Kedua, pengalaman sosial dimana perempuan lebih rentan terhadap stigmatisasi, marginalisasi, subordinasi, kekerasan, dan beban ganda. Ada pengalaman khas perempuan yang mungkin dialami Nyai tapi tidak dialami Kyai. Terkait kerentanan pengalaman sosial perempuan pada pesantren, Kyai misalnya diasumsikan lebih segalanya dibandingkan Nyai baik keilmuannya atau kepemimpinannya. Sehingga perlu dilihat sejauh mana keterlibatan Nyai dalam penanganan Covid 19. Dinamika kepemimpinan di pesantren juga perlu dilihat. “Pesantren yang dipimpin oleh Kyai dan Nyai tentu berbeda dengan yang dipimpin hanya oleh Nyai saja,” tambahnya.

Pembagian wilayah dan peran yang rigid antar gender juga berpengaruh pada penanganan pandemi. Perempuan dilekatkan pada wilayah domestik dan laki-laki di wilayah publik membedakan perannya dalam merespon Covid19. Dua kemungkinan bisa terjadi berdasarkan relasi gender yang timpang. Pertama, Kyai yang berperan penuh dalam kepemimpinan termasuk dalam menangani pandemi. Keputusan mutlak berada di Kyai dan Nyai mengikuti saja.  Kedua, Nyai juga ikut berperan dalam batasan yang ditentukan Kyai. Nyai turut andil hanya jika diizankan Kyai misalnya.

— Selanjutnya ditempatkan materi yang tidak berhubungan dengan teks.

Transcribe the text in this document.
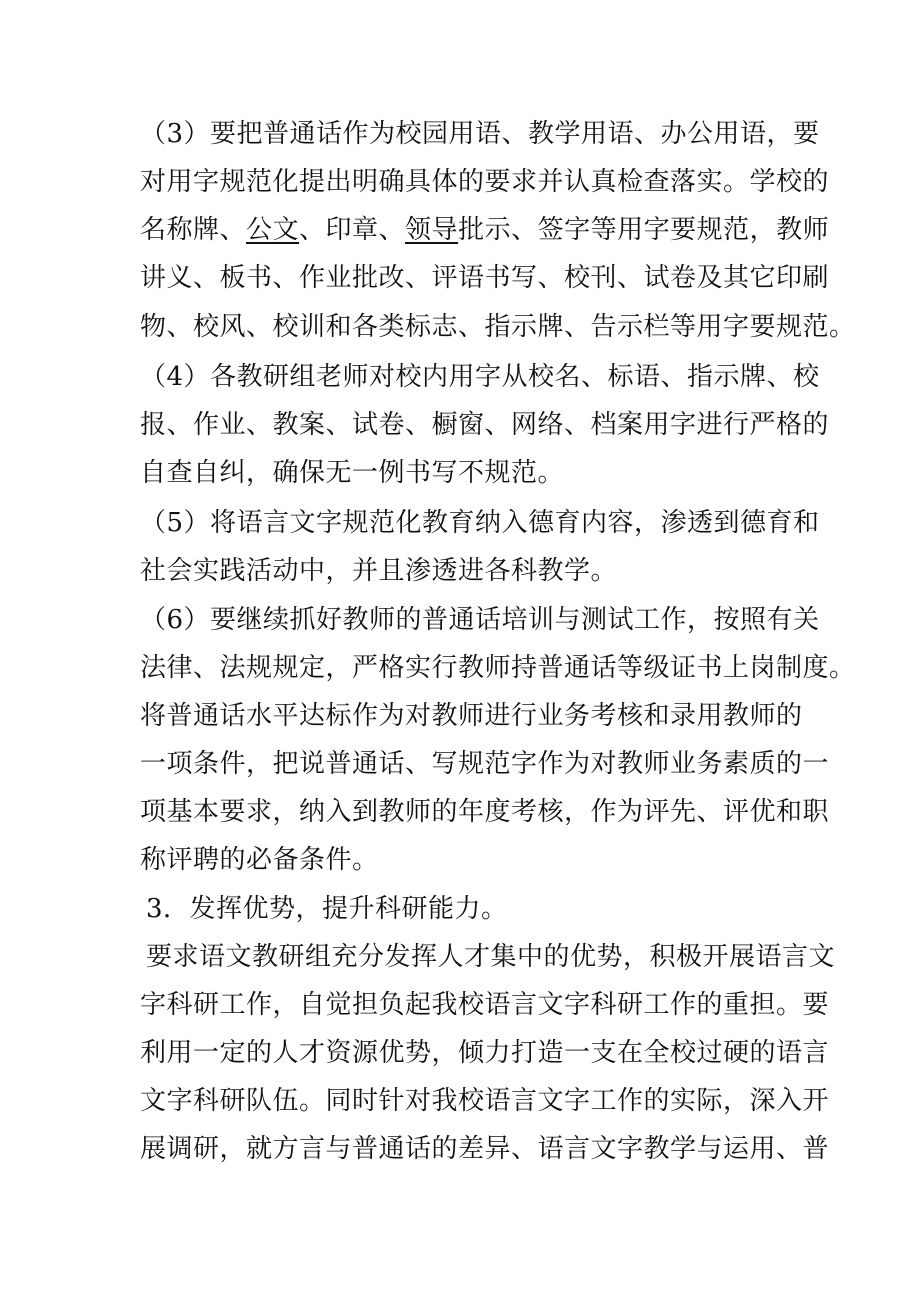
（3）要把普通话作为校园用语、教学用语、办公用语，要
对用字规范化提出明确具体的要求并认真检查落实。学校的
名称牌、公文、印章、领导批示、签字等用字要规范，教师
讲义、板书、作业批改、评语书写、校刊、试卷及其它印刷
物、校风、校训和各类标志、指示牌、告示栏等用字要规范。
（4）各教研组老师对校内用字从校名、标语、指示牌、校
报、作业、教案、试卷、橱窗、网络、档案用字进行严格的
自查自纠，确保无一例书写不规范。
（5）将语言文字规范化教育纳入德育内容，渗透到德育和
社会实践活动中，并且渗透进各科教学。
（6）要继续抓好教师的普通话培训与测试工作，按照有关
法律、法规规定，严格实行教师持普通话等级证书上岗制度。
将普通话水平达标作为对教师进行业务考核和录用教师的
一项条件，把说普通话、写规范字作为对教师业务素质的一
项基本要求，纳入到教师的年度考核，作为评先、评优和职
称评聘的必备条件。
3．发挥优势，提升科研能力。
要求语文教研组充分发挥人才集中的优势，积极开展语言文
字科研工作，自觉担负起我校语言文字科研工作的重担。要
利用一定的人才资源优势，倾力打造一支在全校过硬的语言
文字科研队伍。同时针对我校语言文字工作的实际，深入开
展调研，就方言与普通话的差异、语言文字教学与运用、普
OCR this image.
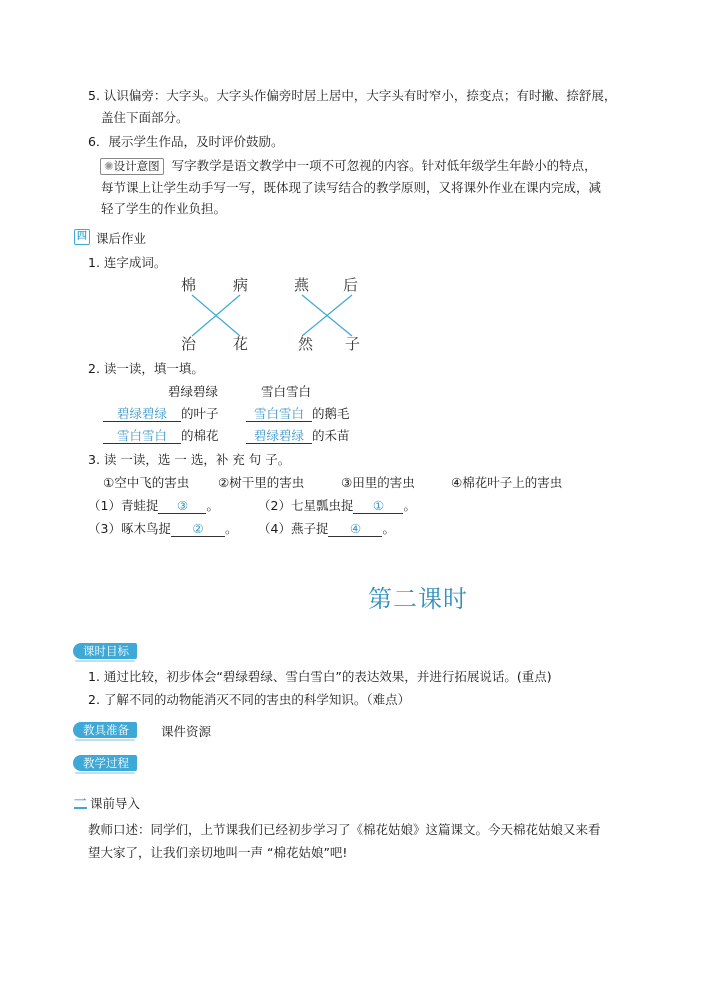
5. 认识偏旁：大字头。大字头作偏旁时居上居中，大字头有时窄小，捺变点；有时撇、捺舒展，
盖住下面部分。
6．展示学生作品，及时评价鼓励。
✺设计意图 写字教学是语文教学中一项不可忽视的内容。针对低年级学生年龄小的特点，
每节课上让学生动手写一写，既体现了读写结合的教学原则，又将课外作业在课内完成，减
轻了学生的作业负担。
四 课后作业
1. 连字成词。
棉 病	燕 后
治 花	然 子
2. 读一读，填一填。
碧绿碧绿	雪白雪白
碧绿碧绿 的叶子	雪白雪白 的鹅毛
雪白雪白 的棉花	碧绿碧绿 的禾苗
3. 读 一读，选 一 选，补 充 句 子。
①空中飞的害虫 ②树干里的害虫	③田里的害虫	④棉花叶子上的害虫
（1）青蛙捉 ③ 。	（2）七星瓢虫捉 ① 。
（3）啄木鸟捉 ② 。 （4）燕子捉 ④ 。
第二课时
课时目标
1. 通过比较，初步体会“碧绿碧绿、雪白雪白”的表达效果，并进行拓展说话。(重点)
2. 了解不同的动物能消灭不同的害虫的科学知识。（难点）
教具准备	课件资源
教学过程
一 课前导入
教师口述：同学们，上节课我们已经初步学习了《棉花姑娘》这篇课文。今天棉花姑娘又来看
望大家了，让我们亲切地叫一声 “棉花姑娘”吧!
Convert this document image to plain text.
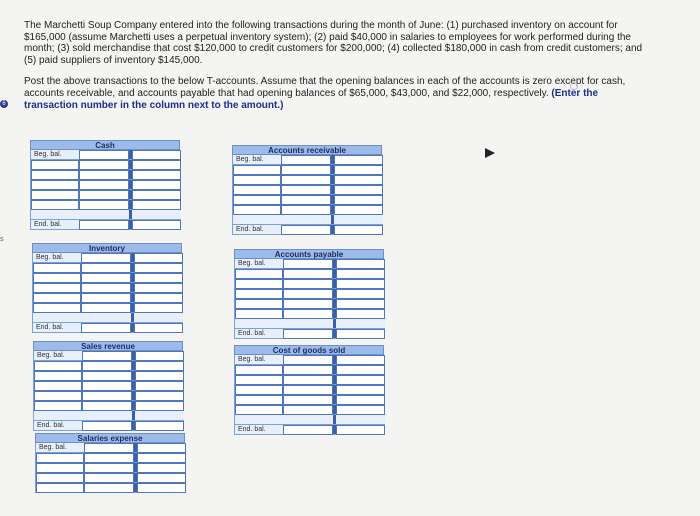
The Marchetti Soup Company entered into the following transactions during the month of June: (1) purchased inventory on account for $165,000 (assume Marchetti uses a perpetual inventory system); (2) paid $40,000 in salaries to employees for work performed during the month; (3) sold merchandise that cost $120,000 to credit customers for $200,000; (4) collected $180,000 in cash from credit customers; and (5) paid suppliers of inventory $145,000.

Post the above transactions to the below T-accounts. Assume that the opening balances in each of the accounts is zero except for cash, accounts receivable, and accounts payable that had opening balances of $65,000, $43,000, and $22,000, respectively. (Enter the transaction number in the column next to the amount.)

6
s
Cash
Beg. bal.
End. bal.
Accounts receivable
Beg. bal.
End. bal.
Inventory
Beg. bal.
End. bal.
Accounts payable
Beg. bal.
End. bal.
Sales revenue
Beg. bal.
End. bal.
Cost of goods sold
Beg. bal.
End. bal.
Salaries expense
Beg. bal.
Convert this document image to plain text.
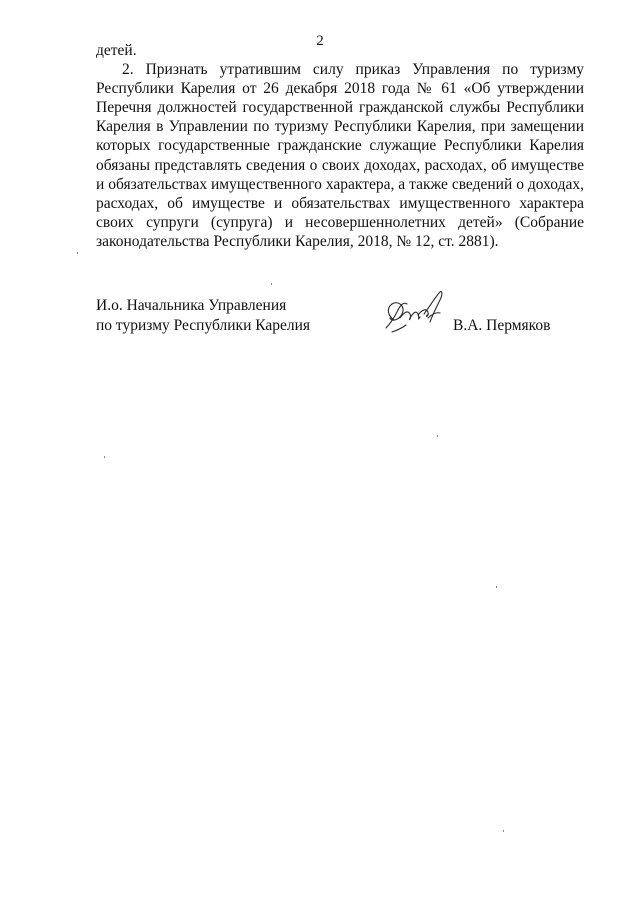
2

детей.

2. Признать утратившим силу приказ Управления по туризму Республики Карелия от 26 декабря 2018 года № 61 «Об утверждении Перечня должностей государственной гражданской службы Республики Карелия в Управлении по туризму Республики Карелия, при замещении которых государственные гражданские служащие Республики Карелия обязаны представлять сведения о своих доходах, расходах, об имуществе и обязательствах имущественного характера, а также сведений о доходах, расходах, об имуществе и обязательствах имущественного характера своих супруги (супруга) и несовершеннолетних детей» (Собрание законодательства Республики Карелия, 2018, № 12, ст. 2881).

И.о. Начальника Управления
по туризму Республики Карелия	В.А. Пермяков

“Contohnya dalam suatu acara penanganan pandemi, Kyai bisa ikut acara dari awal sampai akhir. Sedangkan Nyai, dalam peran sosialnya sebagai ibu, bertanggung jawab di belakang acara memastikan penyediaan konsumsi dan jamuan peserta. Sehingga mungkin ia akan termajinalkan dari informasi tentang pandemi pada acara tersebut,” tuturnya.

Maka dinamika relasi gender di pesantren perlu didasarkan pada relasi keadilan gender. Penanganan pandemi harus memperhatikan relasi gender yang adil. “Nyai dan Kyai sama pentingnya di pesantren. Keduanya setara. Kyai dan Nyai benar-benar menjadi subjek yang terlibat penuh dalam menangani pandemi,” pungkasnya.